Fortinbras: No kidding. I see Hamlet’s fucked.
Fortinbras: Fucking shame. Fucking good bloke.
Horatio: Too fucking right.
Fortinbras: Fuck this for a lark then. Let’s fuck off.
Alive, too, as in Nietzsche’s powerful statement in The Birth of Tragedy:
Dionysiac man might be said to resemble Hamlet; both have looked into the true nature of things; they have understood and are now loth to act. They realise that no action of theirs can work any change in the eternal condition of things, and they regard the imputation as ludicrous or debasing that they should set right the time which is now out of joint. Understanding kills action, for in order to act we require the veil of illusion; such is Hamlet’s doctrine, not to be confounded with the cheap wisdom of John-a-Dreams, who through too much reflection, as it were a surplus of possibilities, never arrives at action.

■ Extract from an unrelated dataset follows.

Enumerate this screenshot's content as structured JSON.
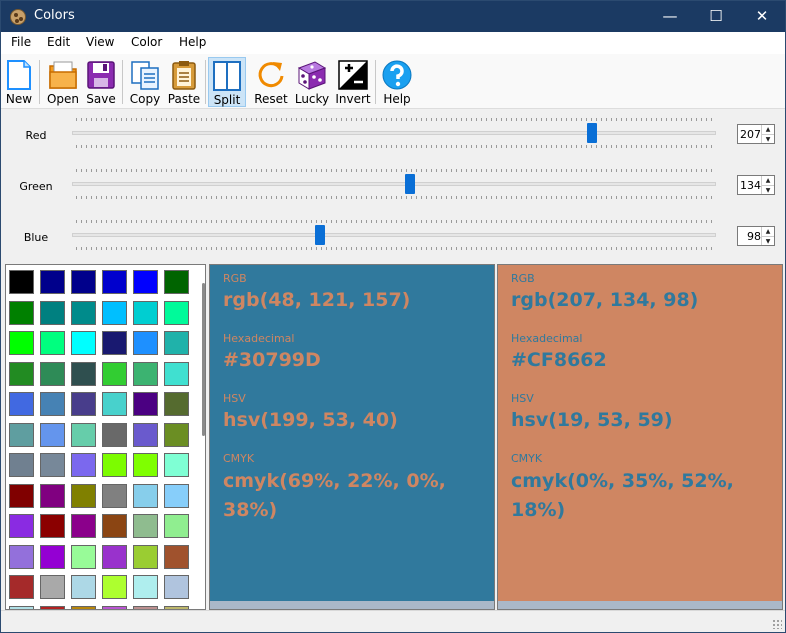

It may seem nasty, or pointless, or perhaps romantically wayward, to place these items alongside the rest of what has been said. Hamlet Closely Observed is not an aggressive book, but it means business, and should be taken on those terms. The claims it makes for its own attentiveness are modest, and the task is carried through. Perversely, the result is disembodiment, assisted by a wan anthropological method that is novel and aware of its own structure and implications, while achieving a deeply anti-dramatic end. Romanticism, as an alternative response, risks the dangers of exaggeration, of mere fancy, of appropriation to current histrionics. But if this risk is taken, if the fear of false identification is acknowledged as a danger both in the play and in criticism, then criticism itself becomes dramatic, and an old promise of Romantic idealism – that things can come to life – is kept.
Hamlet is a unique achievement in art that we may come to feel is behind us, is exhausted, and then: ‘But soft, behold, lo where it comes again!’